Frontières, où êtes-vous?

Pour aller de Laufenburg à Döttingen, dans la vallée de l’Aar, le voyageur ou la voyageuse doit emprunter le car postal. À partir de Coblence, à l’embouchure de l’Aar, l’itinéraire se poursuit le long du Rhin et offre une jolie vue sur la partie la plus au sud de la Forêt-Noire. Après Zweidlen, la géographie devient difficile à saisir: la frontière ne suit plus le fleuve. À Eglisau, l’imposant pont de 440 mètres permet de passer de la Suisse… à la Suisse. En voiture, on ne verrait depuis le pont routier que la glissière de sécurité. En train, on jouit d’une vue à couper le souffle sur le Rhin en contrebas. La traversée se termine prosaïquement à la station d’épuration des eaux.
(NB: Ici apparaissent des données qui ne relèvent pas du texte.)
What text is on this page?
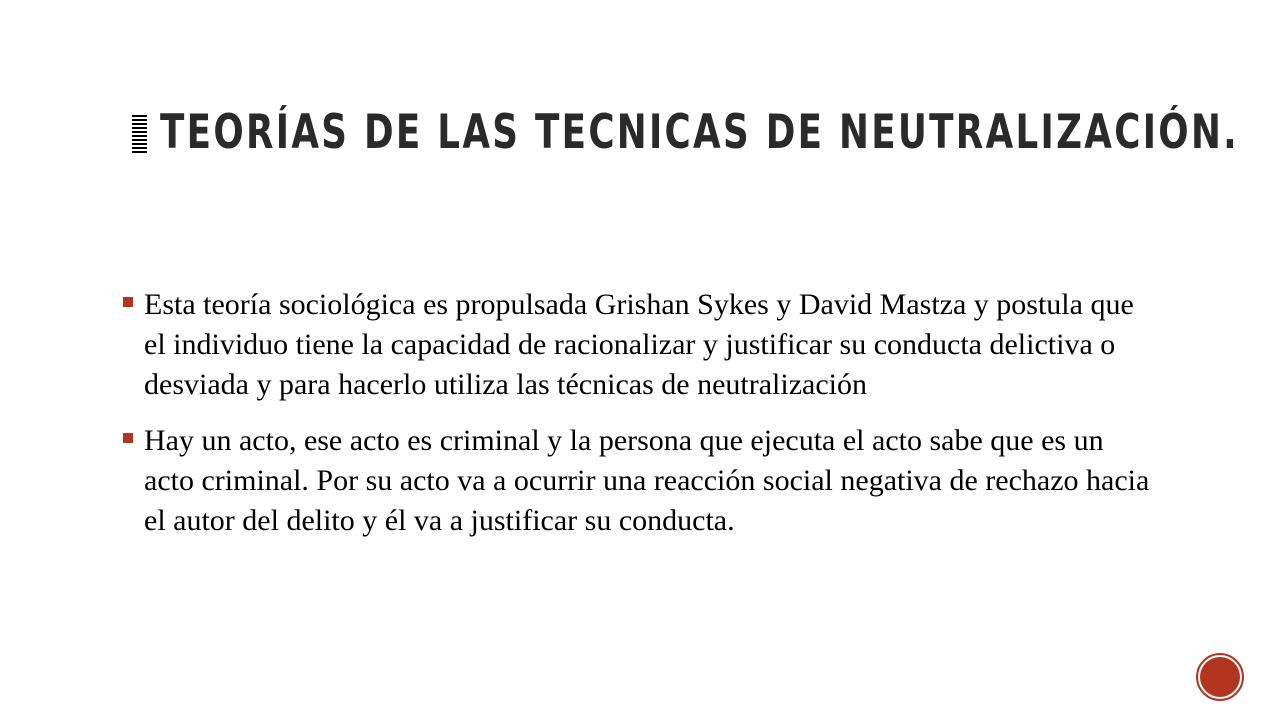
TEORÍAS DE LAS TECNICAS DE NEUTRALIZACIÓN.
Esta teoría sociológica es propulsada Grishan Sykes y David Mastza y postula que el individuo tiene la capacidad de racionalizar y justificar su conducta delictiva o desviada y para hacerlo utiliza las técnicas de neutralización
Hay un acto, ese acto es criminal y la persona que ejecuta el acto sabe que es un acto criminal. Por su acto va a ocurrir una reacción social negativa de rechazo hacia el autor del delito y él va a justificar su conducta.
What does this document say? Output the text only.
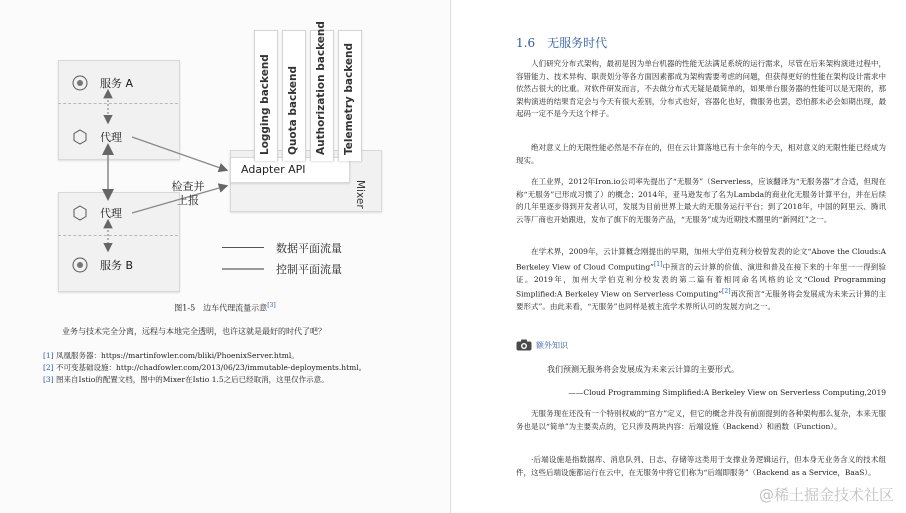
Adapter API
Mixer
Logging backend Quota backend Authorization backend Telemetry backend
服务 A
代理
代理
服务 B
检查并
上报
数据平面流量
控制平面流量
图1-5　边车代理流量示意[3]
业务与技术完全分离，远程与本地完全透明，也许这就是最好的时代了吧？
[1] 凤凰服务器：https://martinfowler.com/bliki/PhoenixServer.html。
[2] 不可变基础设施：http://chadfowler.com/2013/06/23/immutable-deployments.html。
[3] 图来自Istio的配置文档，图中的Mixer在Istio 1.5之后已经取消，这里仅作示意。
1.6　无服务时代
人们研究分布式架构，最初是因为单台机器的性能无法满足系统的运行需求，尽管在后来架构演进过程中，容错能力、技术异构、职责划分等各方面因素都成为架构需要考虑的问题，但获得更好的性能在架构设计需求中依然占很大的比重。对软件研发而言，不去做分布式无疑是最简单的，如果单台服务器的性能可以是无限的，那架构演进的结果肯定会与今天有很大差别，分布式也好，容器化也好，微服务也罢，恐怕都未必会如期出现，最起码一定不是今天这个样子。
绝对意义上的无限性能必然是不存在的，但在云计算落地已有十余年的今天，相对意义的无限性能已经成为现实。
在工业界，2012年Iron.io公司率先提出了“无服务”（Serverless，应该翻译为“无服务器”才合适，但现在称“无服务”已形成习惯了）的概念；2014年，亚马逊发布了名为Lambda的商业化无服务计算平台，并在后续的几年里逐步得到开发者认可，发展为目前世界上最大的无服务运行平台；到了2018年，中国的阿里云、腾讯云等厂商也开始跟进，发布了旗下的无服务产品，“无服务”成为近期技术圈里的“新网红”之一。
在学术界，2009年，云计算概念刚提出的早期，加州大学伯克利分校曾发表的论文“Above the Clouds:A Berkeley View of Cloud Computing”[1]中预言的云计算的价值、演进和普及在接下来的十年里一一得到验证。2019年，加州大学伯克利分校发表的第二篇有着相同命名风格的论文“Cloud Programming Simplified:A Berkeley View on Serverless Computing”[2]再次预言“无服务将会发展成为未来云计算的主要形式”。由此来看，“无服务”也同样是被主流学术界所认可的发展方向之一。
额外知识
我们预测无服务将会发展成为未来云计算的主要形式。
——Cloud Programming Simplified:A Berkeley View on Serverless Computing,2019
无服务现在还没有一个特别权威的“官方”定义，但它的概念并没有前面提到的各种架构那么复杂，本来无服务也是以“简单”为主要卖点的，它只涉及两块内容：后端设施（Backend）和函数（Function）。
·后端设施是指数据库、消息队列、日志、存储等这类用于支撑业务逻辑运行，但本身无业务含义的技术组件，这些后端设施都运行在云中，在无服务中将它们称为“后端即服务”（Backend as a Service，BaaS）。
@稀土掘金技术社区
Ensuite, le train parcourt sept kilomètres sur territoire allemand, ce qui passe plutôt inaperçu. Les deux jeunes cadres assis dans le compartiment adjacent ne s’en préoccupent guère, tout occupés qu’ils sont à discuter business plans et autres challenges. Mais à Neuhausen, même leur carrière passe au second plan: «Wahou!», s’exclament-ils alors que le train franchit les chutes du Rhin, dont les embruns scintillent au soleil. Le spectacle est de courte durée, le convoi s’arrêtant déjà en gare de Schaffhouse. Ici aussi, les deux rives sont sur territoire suisse.

Changer de perspective

Schaffhouse est la capitale du canton du même nom, le plus au nord du pays, qui pointe malicieusement vers l’Allemagne. C’est aussi l’une des plus belles bourgades du pays. Comme Laufenburg, elle doit sa prospérité à un obstacle à la navigation fluviale. Les chutes du Rhin, attraction touristique par excellence de nos jours, sont une barrière absolue au transport de marchandises. Des cordes n’auraient ici pas permis d’aider les bateaux à la franchir.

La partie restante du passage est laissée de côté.